When she did not return, her husband used the GPS on her phone to track her down. He scoured her phone records and determined where she was staying. He called her friends and left intimidating voice mails, threatening to kill anyone who helped her.

There is no doubt that smart phone technology has made life easier and people more connected, but it has also unintentionally made it more difficult for victims of domestic violence to make a clean break from their abusers. California Assembly Bill 1407 will correct this problem by ensuring that victims of domestic violence can gain sole access to their wireless billing accounts and the sensitive information they contain.

Cell phones store detailed information in call logs, applications, and GPS services. The designated wireless account holder has access to all of this information, including purchases made through applications and the GPS location of wireless telephones on the account.
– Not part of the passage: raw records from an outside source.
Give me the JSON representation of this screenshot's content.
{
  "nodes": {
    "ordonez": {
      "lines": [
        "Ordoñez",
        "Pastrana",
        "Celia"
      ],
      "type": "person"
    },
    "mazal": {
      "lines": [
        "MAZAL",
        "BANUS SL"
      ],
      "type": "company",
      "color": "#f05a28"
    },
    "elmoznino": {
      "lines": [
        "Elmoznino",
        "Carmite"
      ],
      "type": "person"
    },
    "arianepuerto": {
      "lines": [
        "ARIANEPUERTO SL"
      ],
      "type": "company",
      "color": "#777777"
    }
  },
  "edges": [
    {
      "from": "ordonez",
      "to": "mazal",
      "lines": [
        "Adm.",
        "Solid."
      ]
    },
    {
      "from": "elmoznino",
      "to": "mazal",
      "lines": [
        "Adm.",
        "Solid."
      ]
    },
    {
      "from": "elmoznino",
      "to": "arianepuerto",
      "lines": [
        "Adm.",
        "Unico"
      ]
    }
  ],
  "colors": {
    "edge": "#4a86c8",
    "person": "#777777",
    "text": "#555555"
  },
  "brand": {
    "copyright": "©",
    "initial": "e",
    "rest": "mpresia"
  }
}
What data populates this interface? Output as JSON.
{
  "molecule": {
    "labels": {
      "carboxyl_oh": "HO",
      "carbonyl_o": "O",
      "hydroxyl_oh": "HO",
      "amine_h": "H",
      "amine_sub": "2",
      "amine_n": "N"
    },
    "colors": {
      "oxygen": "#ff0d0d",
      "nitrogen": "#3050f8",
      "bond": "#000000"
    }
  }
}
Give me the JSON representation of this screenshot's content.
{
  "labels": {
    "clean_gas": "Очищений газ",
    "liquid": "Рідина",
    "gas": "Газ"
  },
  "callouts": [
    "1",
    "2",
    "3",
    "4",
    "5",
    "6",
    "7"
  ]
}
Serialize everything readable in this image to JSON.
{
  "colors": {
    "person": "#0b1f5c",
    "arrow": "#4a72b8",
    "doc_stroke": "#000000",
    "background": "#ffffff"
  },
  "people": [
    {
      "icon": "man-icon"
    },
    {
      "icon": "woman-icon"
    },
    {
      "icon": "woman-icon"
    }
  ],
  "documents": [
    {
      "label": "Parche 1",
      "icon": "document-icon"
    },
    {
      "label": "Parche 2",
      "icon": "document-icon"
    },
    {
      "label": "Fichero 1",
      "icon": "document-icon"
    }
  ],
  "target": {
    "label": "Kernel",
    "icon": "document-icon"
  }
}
With the prevalence of family plans, one account holder may control the cellphone service of their entire family. When an account holder is abusive, they can turn their victim's cell phone into a weapon: by interrupting service, or using information contained in the account to stalk and intimidate.

Regulations by the Federal Communications Commission require that 95 percent of cellphones include some GPS technology. This technology is enormously helpful in emergency situations, but with national statistics showing that approximately 10 million women and men are abused by an intimate partner every year, it is clear that we need a mechanism for victims to protect their information from falling into the wrong hands.
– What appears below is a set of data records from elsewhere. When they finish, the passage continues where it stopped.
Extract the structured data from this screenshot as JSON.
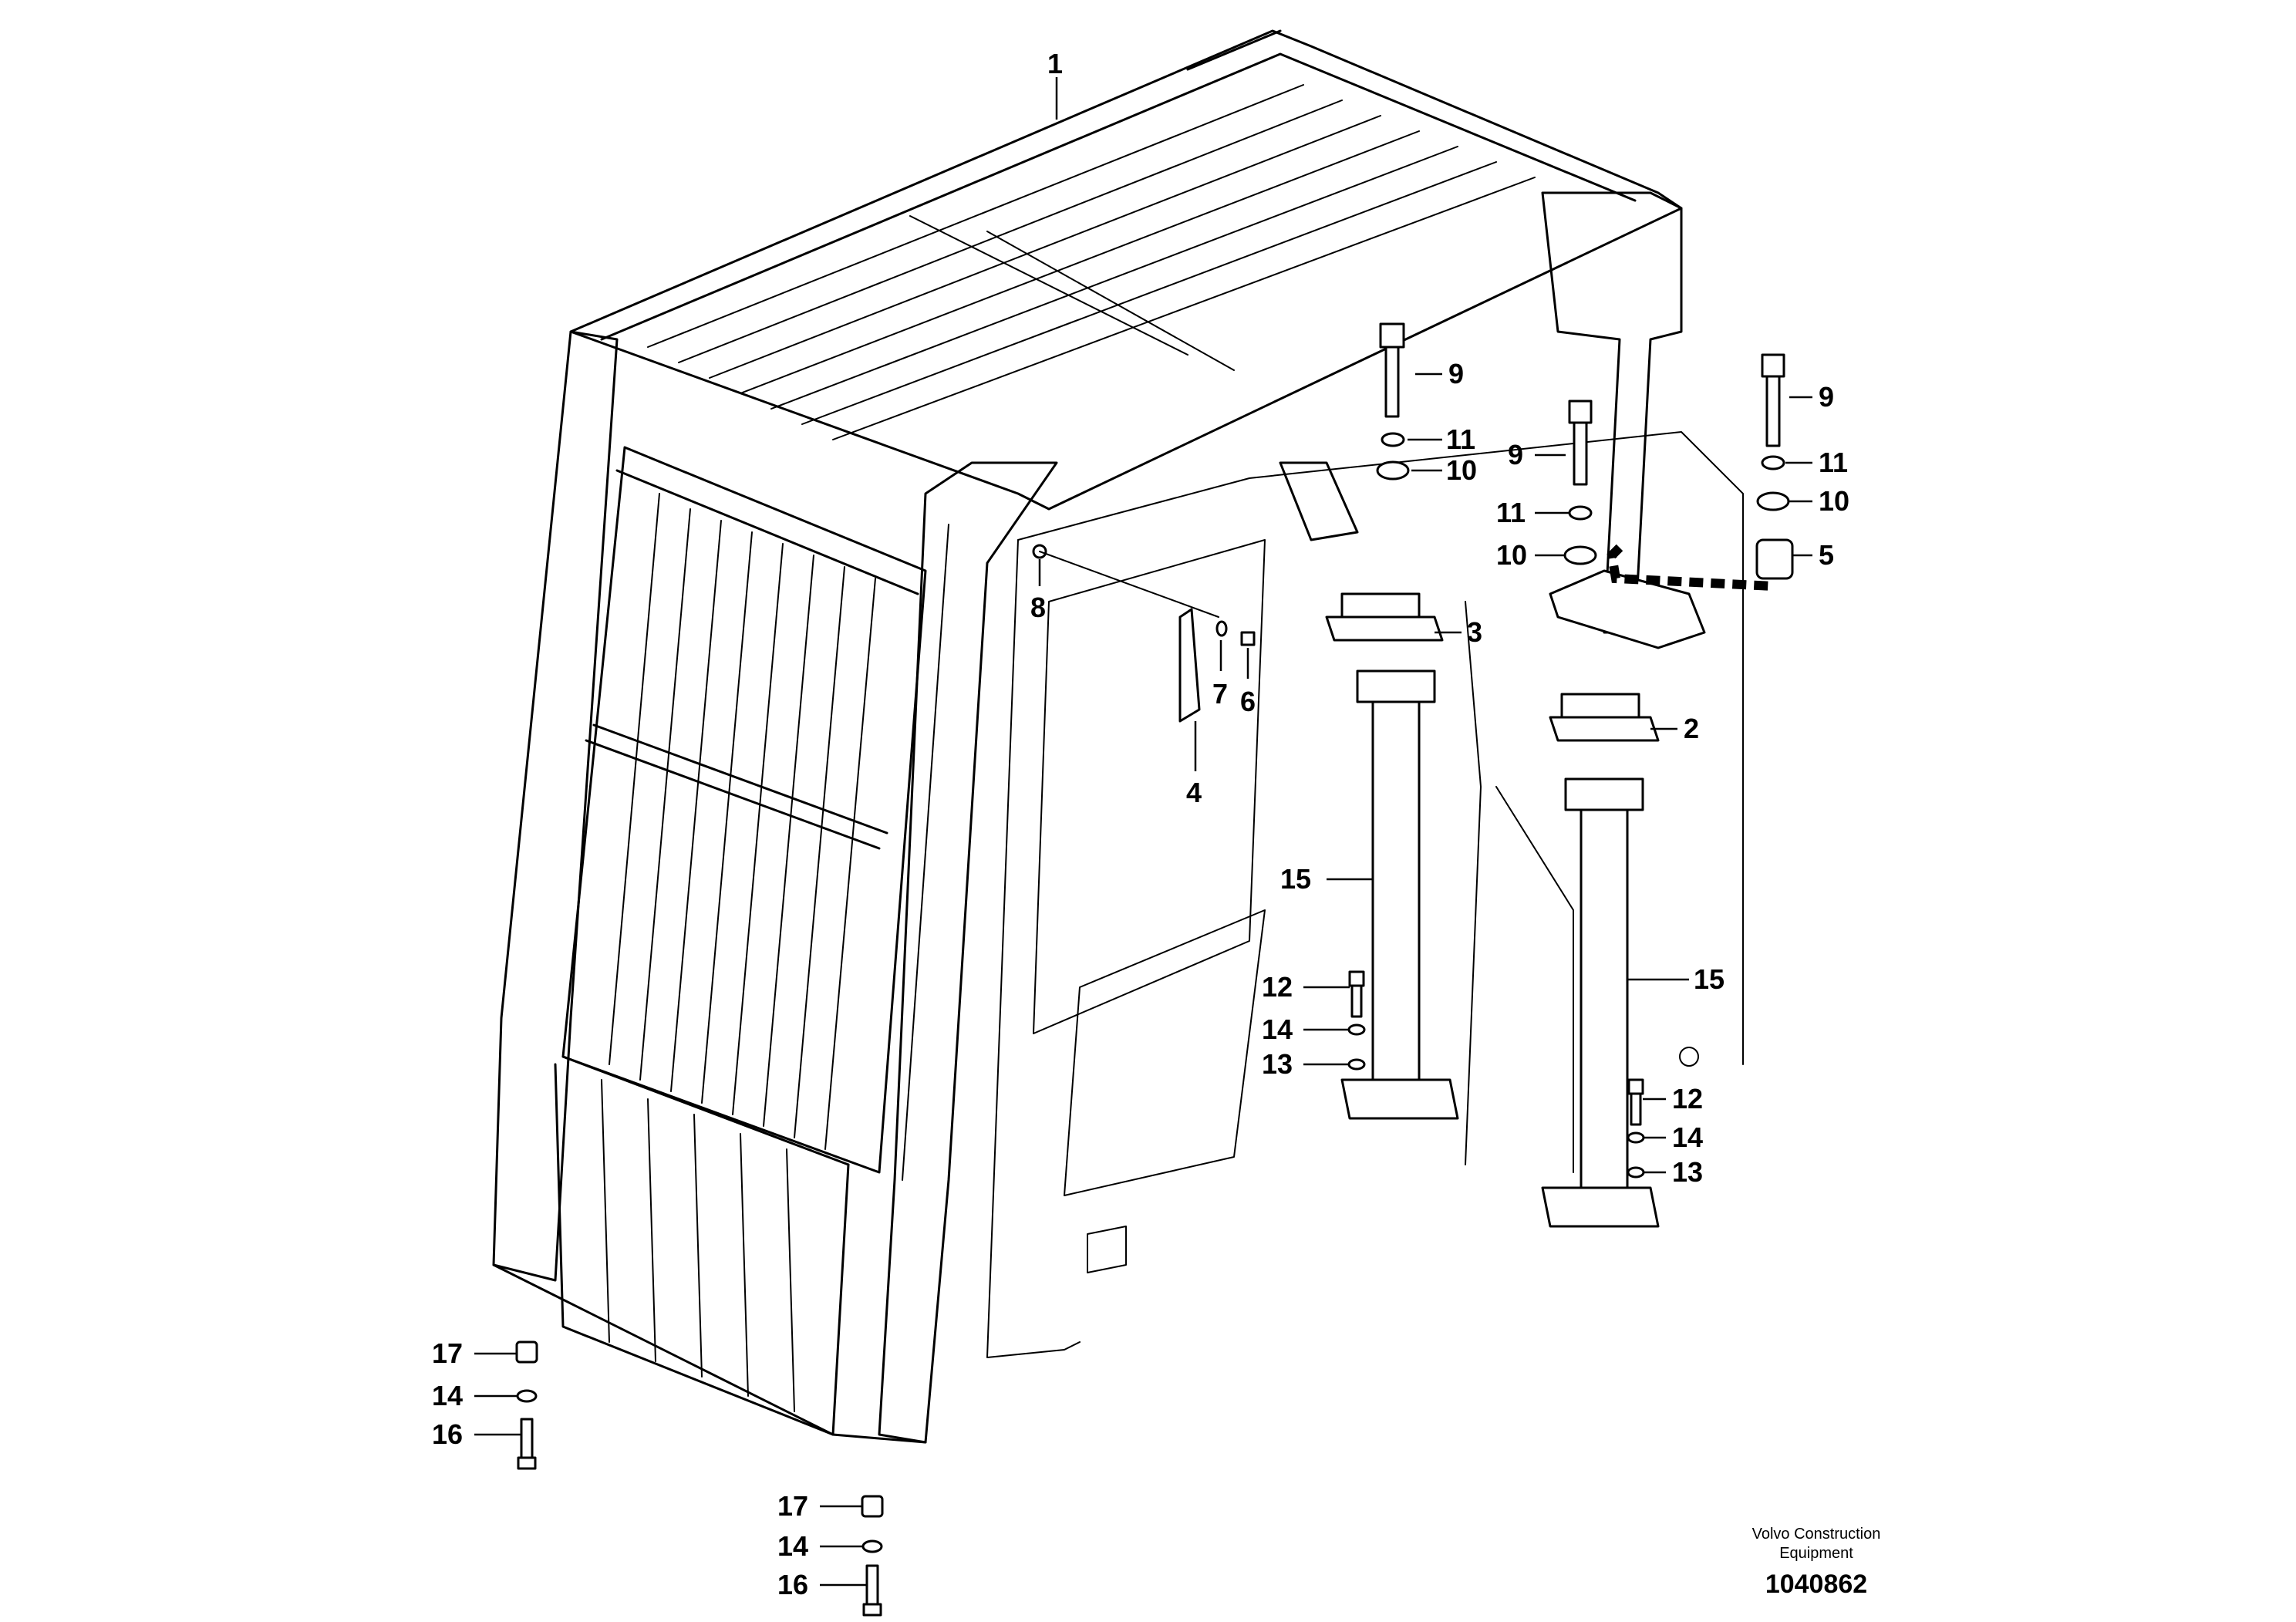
{
  "callouts": {
    "c1": "1",
    "c2": "2",
    "c3": "3",
    "c4": "4",
    "c5": "5",
    "c6": "6",
    "c7": "7",
    "c8": "8",
    "c9a": "9",
    "c9b": "9",
    "c9c": "9",
    "c10a": "10",
    "c10b": "10",
    "c10c": "10",
    "c11a": "11",
    "c11b": "11",
    "c11c": "11",
    "c12a": "12",
    "c12b": "12",
    "c13a": "13",
    "c13b": "13",
    "c14a": "14",
    "c14b": "14",
    "c14c": "14",
    "c14d": "14",
    "c15a": "15",
    "c15b": "15",
    "c16a": "16",
    "c16b": "16",
    "c17a": "17",
    "c17b": "17"
  },
  "footer": {
    "brand_line1": "Volvo Construction",
    "brand_line2": "Equipment",
    "doc_number": "1040862"
  }
}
My bill will allow family courts to order wireless telephone service providers to transfer account rights to petitioners who need to escape a violent situation. The order would also transfer any phone numbers, contacts, and applications that belong to the wireless number. It will take the power out of abusers' hands and give survivors a clear line of communication with their support network.Domestic violence is notoriously difficult to escape. Survivors must leave behind the most intimate and familiar parts of their life -- their home and everyday routines. Such drastic changes would be hard for anyone, without the looming threat of violence and the lack of access to shared financial resources faced by many victims.

The greatest lifeline available is a strong support network of friends and family who can provide shelter and care. If access to cell phones and the vital contacts they contain is cut off, this support system is weakened. It is crucial that we give victims a way communicate with their loved ones to maintain a degree of normalcy in their lives.